♪ [music] ♪ My name is Chris Waddling, I'm a field application scientist with SPT Labtech. I'm based in San Francisco, and my territory is across the country. Behind me is the Dynamic Duo. It's a combination of our mosquito High Volume and our dragonfly discovery.
The mosquito is a low-volume pipetting robot that works between 0.5 microliter and 5 microliters, and really we use it to miniaturize our NGS workflows. We have over 40 workflows that we have pre-validated on this system, and the dragonfly is a compliment to that. So, if we're doing higher throughputs, the dragonfly is a great bulk dispenser that allows us to really ramp up our throughput.
The mosquito and dragonfly both use our true-positive displacement technology and so for pipetting things from beads to reagents, we don't have to do any kind of liquid class settings. So that's one of the major benefits of the machine. We can get down to really low volumes, and we can really help people scale up into higher throughput, so using 384-well plates in all of these. The dragonfly can dispense up to the full volume of the syringe, which is 4 milliliters, but it can also go down as low as 200 nanoliters.
So, you have this huge dynamic range of volumes you can dispense, and it allows you to really push the limits of your research. Right now we have them everywhere. They're in NGS labs across the country and across the world, biotechs, pharma, and academia and so we see this combination of these two machines in all of that. The great thing about the dragonfly and the mosquito is they're really agnostic to application and so both machines could be used independently or they can be used together in other workflows as well.
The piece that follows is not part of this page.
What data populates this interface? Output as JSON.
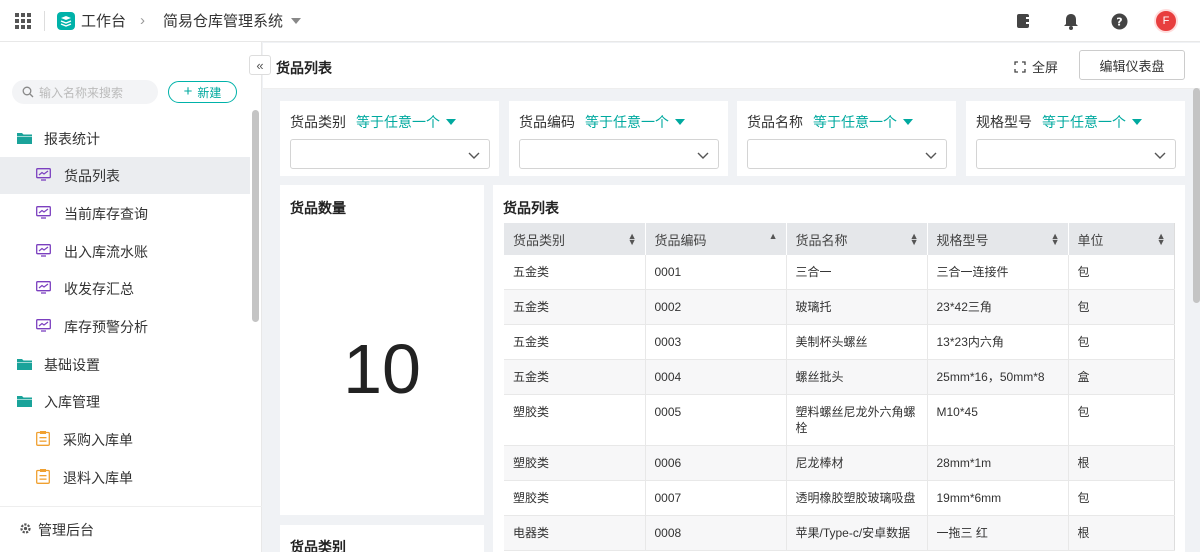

So, you can put the dragonfly in a lab and someone can come up and use it for something else. Even beyond the NGS labs we find people are going to be using the dragonfly. I see the future of these machines being in every lab that's doing testing, that's doing surveillance testing for other diseases besides COVID. During COVID times we were using these machines quite a bit and labs were using these machines a lot to do their testing because they were able to miniaturize, because reagents were scarce, and they needed to find a way to do more with less.
And so as we move forward, we're looking at other diseases, other viruses that are going to come out and we need a way to tackle them quickly and efficiently and in a cost-effective way.